Énergie: E.ON et RWE assurent pouvoir éviter les licenciements

Xavier Trudeau
Mars 14, 2018

Une fusion sans casse sociale c'est ce que promettent les énergéticiens allemands RWE et Eon dans la foulée de leurs spectaculaires échanges d'actifs à venir.

Eon prévoit jusqu'à 5000 suppressions d'emplois étalées sur plusieurs années et qui seront réalisées sur la base de départs volontaires et accompagnés par le groupe, qui comptera à terme 70.000 effectifs.

Selon une déclaration boursière, E.ON propose de prendre la participation de 76,8 % détenue dans Innogy par RWE, qui deviendrait en échange actionnaire d'E.ON à hauteur de 16,7% grâce à l'émission de nouveaux titres.

Cette opération complexe dévoilée dimanche, qui redistribue les cartes sur le marché allemand de l'énergie, passe d'abord par la cession à EON d'Innogy, puis les énergies renouvelables de cette dernière reviendront dans le giron de RWE ainsi que celles d'EON et quelques autres actifs dans des centrales. L'opération, soumise aux autorités de la concurrence, devrait bouleverser le profil de ces deux géants aujourd'hui intégrés "verticalement", c'est-à-dire mêlant des activités de production et de distribution d'énergie. Anticipant de deux jours la publication de ses résultats annuels, EON se dit prêt à avaler Innogy, après avoir vu son bénéfice net ajusté bondir l'an dernier de 58% sur un an, à 1,4 milliard d'euros, dans le haut de la fourchette prévue (1,20 à 1,45 milliard d'euros).

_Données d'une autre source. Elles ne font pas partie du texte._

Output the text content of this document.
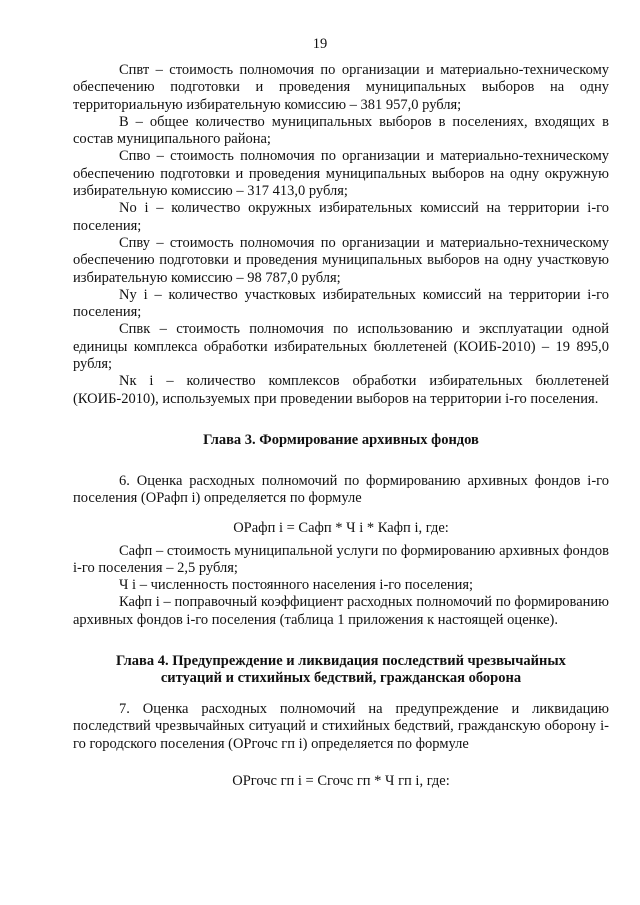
19

Спвт – стоимость полномочия по организации и материально-техническому обеспечению подготовки и проведения муниципальных выборов на одну территориальную избирательную комиссию – 381 957,0 рубля;

В – общее количество муниципальных выборов в поселениях, входящих в состав муниципального района;

Спво – стоимость полномочия по организации и материально-техническому обеспечению подготовки и проведения муниципальных выборов на одну окружную избирательную комиссию – 317 413,0 рубля;

No i – количество окружных избирательных комиссий на территории i-го поселения;

Спву – стоимость полномочия по организации и материально-техническому обеспечению подготовки и проведения муниципальных выборов на одну участковую избирательную комиссию – 98 787,0 рубля;

Ny i – количество участковых избирательных комиссий на территории i-го поселения;

Спвк – стоимость полномочия по использованию и эксплуатации одной единицы комплекса обработки избирательных бюллетеней (КОИБ-2010) – 19 895,0 рубля;

Nк i – количество комплексов обработки избирательных бюллетеней (КОИБ-2010), используемых при проведении выборов на территории i-го поселения.

Глава 3. Формирование архивных фондов

6. Оценка расходных полномочий по формированию архивных фондов i-го поселения (ОРафп i) определяется по формуле

ОРафп i = Сафп * Ч i * Кафп i, где:

Сафп – стоимость муниципальной услуги по формированию архивных фондов i-го поселения – 2,5 рубля;

Ч i – численность постоянного населения i-го поселения;

Кафп i – поправочный коэффициент расходных полномочий по формированию архивных фондов i-го поселения (таблица 1 приложения к настоящей оценке).

Глава 4. Предупреждение и ликвидация последствий чрезвычайных

ситуаций и стихийных бедствий, гражданская оборона

7. Оценка расходных полномочий на предупреждение и ликвидацию последствий чрезвычайных ситуаций и стихийных бедствий, гражданскую оборону i-го городского поселения (ОРгочс гп i) определяется по формуле

ОРгочс гп i = Сгочс гп * Ч гп i, где:
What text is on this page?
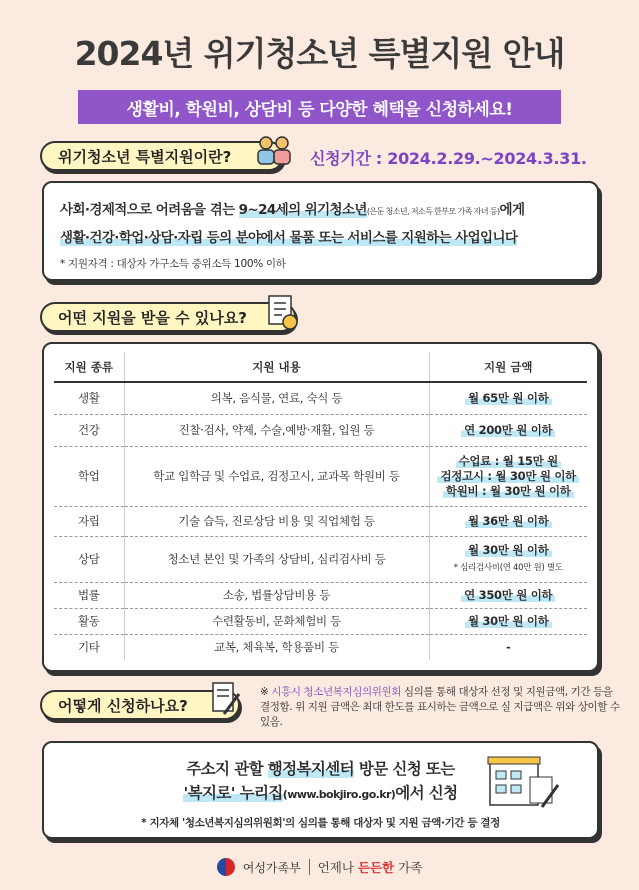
2024년 위기청소년 특별지원 안내
생활비, 학원비, 상담비 등 다양한 혜택을 신청하세요!
위기청소년 특별지원이란?	신청기간 : 2024.2.29.~2024.3.31.
사회·경제적으로 어려움을 겪는 9~24세의 위기청소년(은둔 청소년, 저소득 한부모 가족 자녀 등)에게
생활·건강·학업·상담·자립 등의 분야에서 물품 또는 서비스를 지원하는 사업입니다
* 지원자격 : 대상자 가구소득 중위소득 100% 이하
어떤 지원을 받을 수 있나요?
지원 종류	지원 내용	지원 금액
생활	의복, 음식물, 연료, 숙식 등	월 65만 원 이하
건강	진찰·검사, 약제, 수술,예방·재활, 입원 등	연 200만 원 이하
학업	학교 입학금 및 수업료, 검정고시, 교과목 학원비 등	수업료 : 월 15만 원
검정고시 : 월 30만 원 이하
학원비 : 월 30만 원 이하
자립	기술 습득, 진로상담 비용 및 직업체험 등	월 36만 원 이하
상담	청소년 본인 및 가족의 상담비, 심리검사비 등	월 30만 원 이하
* 심리검사비(연 40만 원) 별도
법률	소송, 법률상담비용 등	연 350만 원 이하
활동	수련활동비, 문화체험비 등	월 30만 원 이하
기타	교복, 체육복, 학용품비 등	-
어떻게 신청하나요?
※ 시흥시 청소년복지심의위원회 심의를 통해 대상자 선정 및 지원금액, 기간 등을 결정함. 위 지원 금액은 최대 한도를 표시하는 금액으로 실 지급액은 위와 상이할 수 있음.
주소지 관할 행정복지센터 방문 신청 또는
'복지로' 누리집(www.bokjiro.go.kr)에서 신청
* 지자체 '청소년복지심의위원회'의 심의를 통해 대상자 및 지원 금액·기간 등 결정
여성가족부 언제나 든든한 가족
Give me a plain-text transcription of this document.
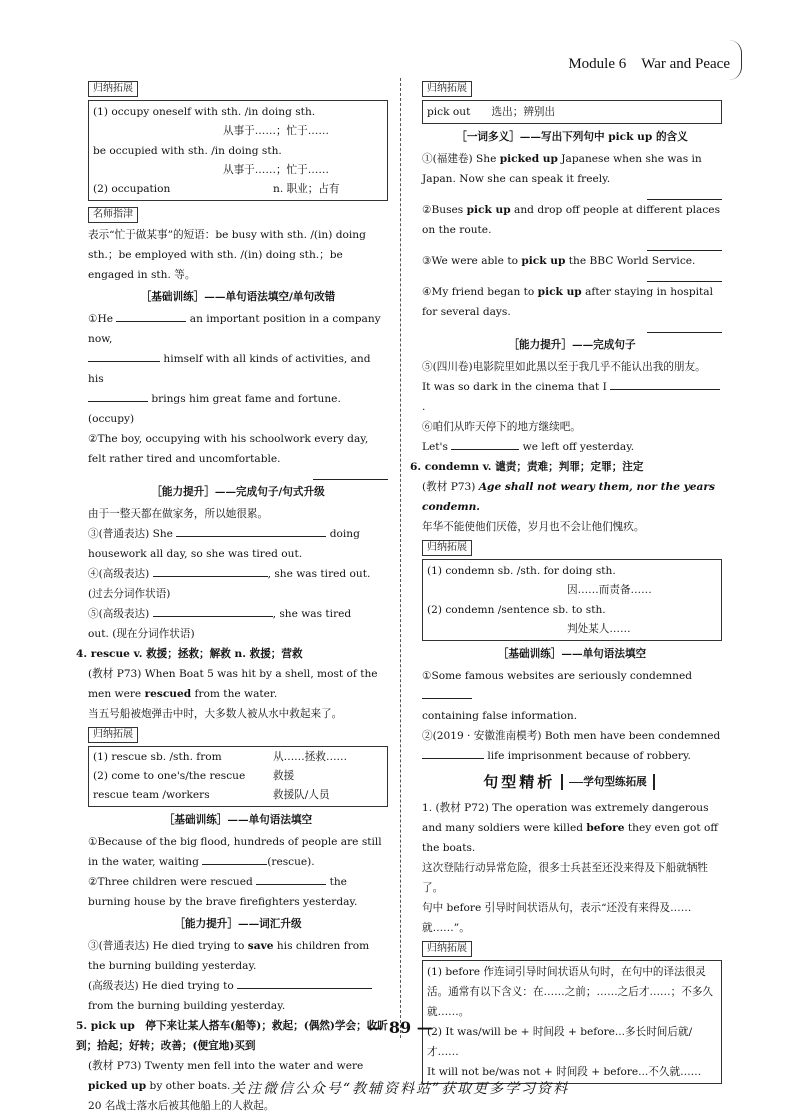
Module 6　War and Peace
归纳拓展
(1) occupy oneself with sth. /in doing sth.
从事于……；忙于……
be occupied with sth. /in doing sth.
从事于……；忙于……
(2) occupation	n. 职业；占有
名师指津

表示“忙于做某事”的短语：be busy with sth. /(in) doing sth.；be employed with sth. /(in) doing sth.；be engaged in sth. 等。

［基础训练］——单句语法填空/单句改错

①He	an important position in a company now,

himself with all kinds of activities, and his

brings him great fame and fortune. (occupy)

②The boy, occupying with his schoolwork every day, felt rather tired and uncomfortable.

［能力提升］——完成句子/句式升级

由于一整天都在做家务，所以她很累。

③(普通表达) She	doing

housework all day, so she was tired out.

④(高级表达)	, she was tired out.

(过去分词作状语)

⑤(高级表达)	, she was tired

out. (现在分词作状语)

4. rescue v. 救援；拯救；解救 n. 救援；营救

(教材 P73) When Boat 5 was hit by a shell, most of the men were rescued from the water.

当五号船被炮弹击中时，大多数人被从水中救起来了。

归纳拓展
(1) rescue sb. /sth. from	从……拯救……
(2) come to one's/the rescue	救援
rescue team /workers	救援队/人员
［基础训练］——单句语法填空

①Because of the big flood, hundreds of people are still in the water, waiting	(rescue).

②Three children were rescued	the burning house by the brave firefighters yesterday.

［能力提升］——词汇升级

③(普通表达) He died trying to save his children from the burning building yesterday.

(高级表达) He died trying to

from the burning building yesterday.

5. pick up　停下来让某人搭车(船等)；救起；(偶然)学会；收听到；拾起；好转；改善；(便宜地)买到

(教材 P73) Twenty men fell into the water and were picked up by other boats.

20 名战士落水后被其他船上的人救起。

归纳拓展
pick out　　 选出；辨别出
［一词多义］——写出下列句中 pick up 的含义

①(福建卷) She picked up Japanese when she was in Japan. Now she can speak it freely.

②Buses pick up and drop off people at different places on the route.

③We were able to pick up the BBC World Service.

④My friend began to pick up after staying in hospital for several days.

［能力提升］——完成句子

⑤(四川卷)电影院里如此黑以至于我几乎不能认出我的朋友。

It was so dark in the cinema that I .

⑥咱们从昨天停下的地方继续吧。

Let's	we left off yesterday.

6. condemn v. 谴责；责难；判罪；定罪；注定

(教材 P73) Age shall not weary them, nor the years condemn.

年华不能使他们厌倦，岁月也不会让他们愧疚。

归纳拓展
(1) condemn sb. /sth. for doing sth.
因……而责备……
(2) condemn /sentence sb. to sth.
判处某人……
［基础训练］——单句语法填空

①Some famous websites are seriously condemned

containing false information.

②(2019 · 安徽淮南模考) Both men have been condemned

life imprisonment because of robbery.

句型精析	学句型练拓展

1. (教材 P72) The operation was extremely dangerous and many soldiers were killed before they even got off the boats.

这次登陆行动异常危险，很多士兵甚至还没来得及下船就牺牲了。

句中 before 引导时间状语从句，表示“还没有来得及……就……”。

归纳拓展
(1) before 作连词引导时间状语从句时，在句中的译法很灵活。通常有以下含义：在……之前；……之后才……；不多久就……。
(2) It was/will be + 时间段 + before...多长时间后就/才……
It will not be/was not + 时间段 + before...不久就……
— 89 —
关注微信公众号“教辅资料站”获取更多学习资料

RWE a profité de résultats meilleurs qu'espérés dans la production et le négoce d'énergie, d'économies de charges, enfin d'un résultat en hausse de sa filiale dans les énergies renouvelables Innogy.

RWE doit ainsi devenir un leader européen de la production d'énergie, en se hissant au troisième rang continental pour les énergies renouvelables.

L'endettement net s'établit à 20,2 milliards d'euros, soit 2,5 milliards de moins qu'à fin 2016.

Après des mois de rumeurs de consolidation dans l'énergie en Europe, E.ON et RWE lancent les grandes manoeuvres. L'Allemagne est en effet confrontée à un double bouleversement énergétique, puisqu'elle a décidé en 2011 de sortir progressivement du nucléaire et doit aussi réduire ses émissions de gaz à effet de serre, alors que près de 40% de son électricité provient du charbon très polluant.